Reputation: 143
RegexNERAnnotator cannot seem to identify apostrophes.
Properties properties = new Properties();
properties.setProperty("annotators", "tokenize,ssplit,pos,lemma,ner,entitymentions,regexner,tokensregex");
properties.put("regexner.mapping", "regexfile.txt");
properties.put("regexner.ignorecase", "true");
StanfordCoreNLP pipeline = new StanfordCoreNLP(properties);
In regexfile.txt,
Bachelor of (Arts|Laws|Science|Engineering) DEGREE
Lalor LOCATION PERSON
Labor ORGANIZATION
It is able to identify Bachelor of Arts. Unfortunately, after i changed it to,
Bachelor's of (Arts|Laws|Science|Engineering) DEGREE
Lalor LOCATION PERSON
Labor ORGANIZATION
It will not be able to identify Bachelor's of Arts as a DEGREE.
Any help will be greatly appreciated. Thanks in advance. :)
Upvotes: 0
Views: 62
Reputation: 663
The RegexNERAnnotator requires the tokenizer in order to work.
Consider a sentence containing the phrase "Bachelor's of Arts". The tokenization process will divide the word Bachelor from the apostrophe, creating two different tokens.
Within the tab separated file regexfile.txt, whitespaces denote a new token.

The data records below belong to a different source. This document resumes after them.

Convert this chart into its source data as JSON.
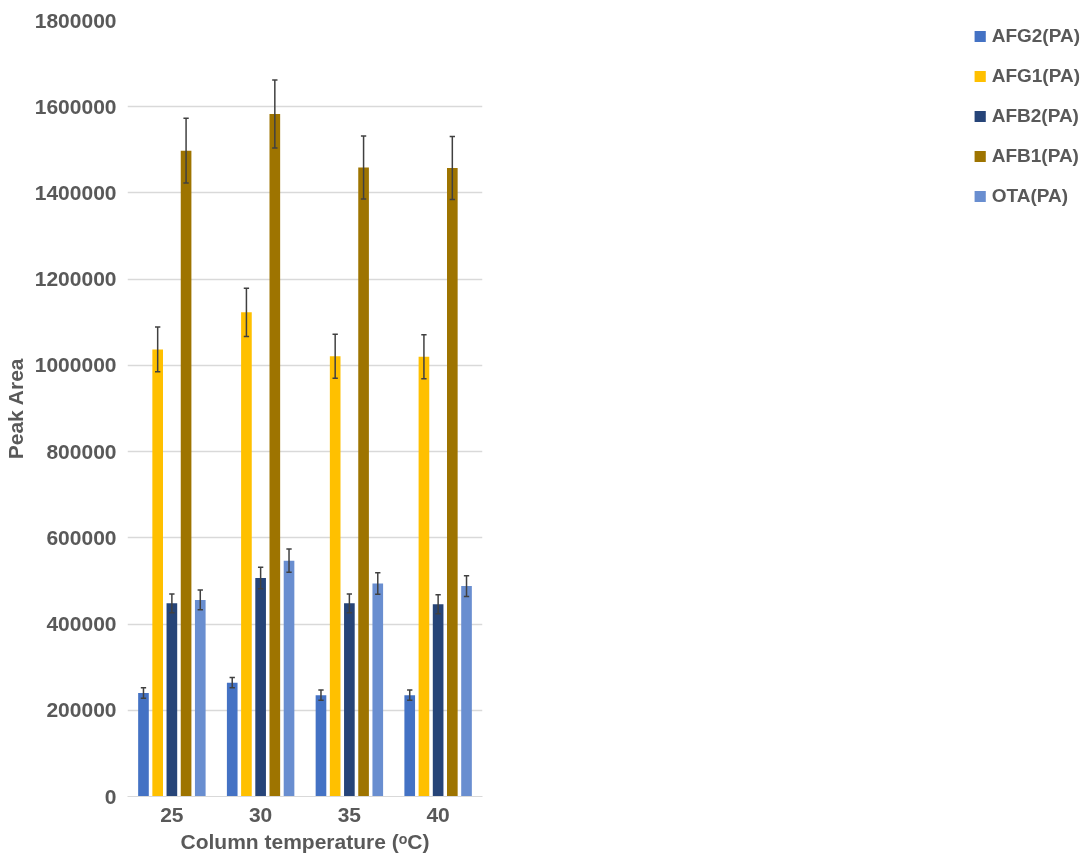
{
  "chart_data": {
    "type": "bar",
    "xlabel": "Column temperature (ᵒC)",
    "ylabel": "Peak Area",
    "categories": [
      "25",
      "30",
      "35",
      "40"
    ],
    "series": [
      {
        "name": "AFG2(PA)",
        "color": "#4472c4",
        "values": [
          240000,
          264000,
          235000,
          235000
        ],
        "errors": [
          12000,
          12000,
          12000,
          12000
        ]
      },
      {
        "name": "AFG1(PA)",
        "color": "#ffc000",
        "values": [
          1037000,
          1123000,
          1021000,
          1020000
        ],
        "errors": [
          52000,
          56000,
          51000,
          51000
        ]
      },
      {
        "name": "AFB2(PA)",
        "color": "#264478",
        "values": [
          448000,
          507000,
          448000,
          446000
        ],
        "errors": [
          22000,
          25000,
          22000,
          22000
        ]
      },
      {
        "name": "AFB1(PA)",
        "color": "#9e7400",
        "values": [
          1498000,
          1583000,
          1459000,
          1458000
        ],
        "errors": [
          75000,
          79000,
          73000,
          73000
        ]
      },
      {
        "name": "OTA(PA)",
        "color": "#698ed0",
        "values": [
          456000,
          547000,
          494000,
          488000
        ],
        "errors": [
          23000,
          27000,
          25000,
          24000
        ]
      }
    ],
    "ylim": [
      0,
      1800000
    ],
    "yticks": [
      0,
      200000,
      400000,
      600000,
      800000,
      1000000,
      1200000,
      1400000,
      1600000,
      1800000
    ],
    "grid": "y",
    "legend": "right"
  }
}
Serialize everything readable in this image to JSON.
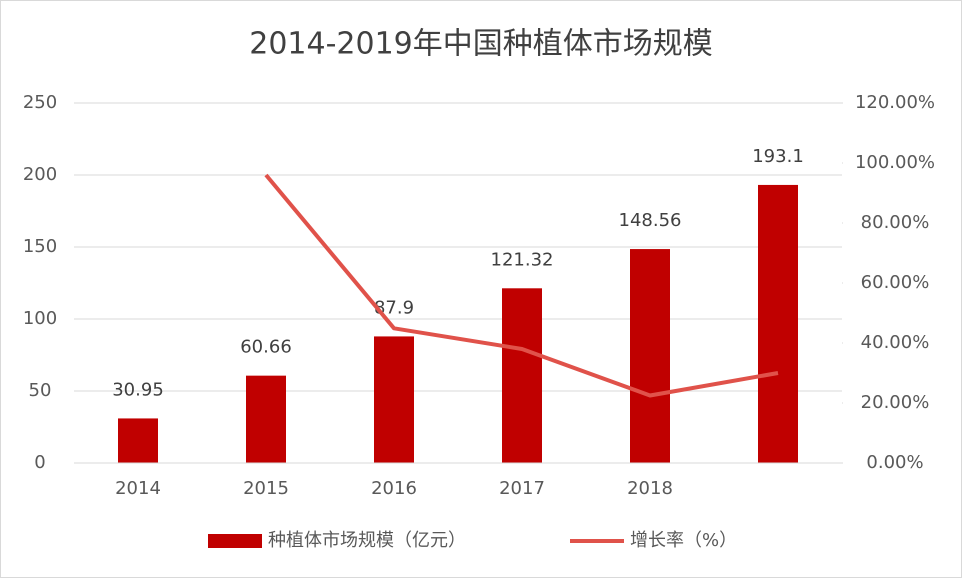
{
  "chart_data": {
    "type": "bar",
    "title": "2014-2019年中国种植体市场规模",
    "categories": [
      "2014",
      "2015",
      "2016",
      "2017",
      "2018",
      null
    ],
    "series": [
      {
        "name": "种植体市场规模（亿元）",
        "type": "bar",
        "color": "#c00000",
        "values": [
          30.95,
          60.66,
          87.9,
          121.32,
          148.56,
          193.1
        ]
      },
      {
        "name": "增长率（%）",
        "type": "line",
        "axis": "y2",
        "color": "#e0524a",
        "values": [
          null,
          96.0,
          44.9,
          38.0,
          22.5,
          30.0
        ]
      }
    ],
    "ylim": [
      0,
      250
    ],
    "yticks": [
      0,
      50,
      100,
      150,
      200,
      250
    ],
    "y2lim": [
      0,
      120
    ],
    "y2ticks": [
      {
        "value": 0,
        "label": "0.00%"
      },
      {
        "value": 20,
        "label": "20.00%"
      },
      {
        "value": 40,
        "label": "40.00%"
      },
      {
        "value": 60,
        "label": "60.00%"
      },
      {
        "value": 80,
        "label": "80.00%"
      },
      {
        "value": 100,
        "label": "100.00%"
      },
      {
        "value": 120,
        "label": "120.00%"
      }
    ],
    "grid": true,
    "legend": "bottom"
  }
}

This means that your custom rule will only match a token which is exactly the word "Bachelor's". This will not happen due to the tokenizer.
Write rules where each token you want to match is separated with a whitespace and everything will work.
Bachelor 's of (Arts|Laws|Science|Engineering) DEGREE
Lil ' Jon RAPPER
Upvotes: 1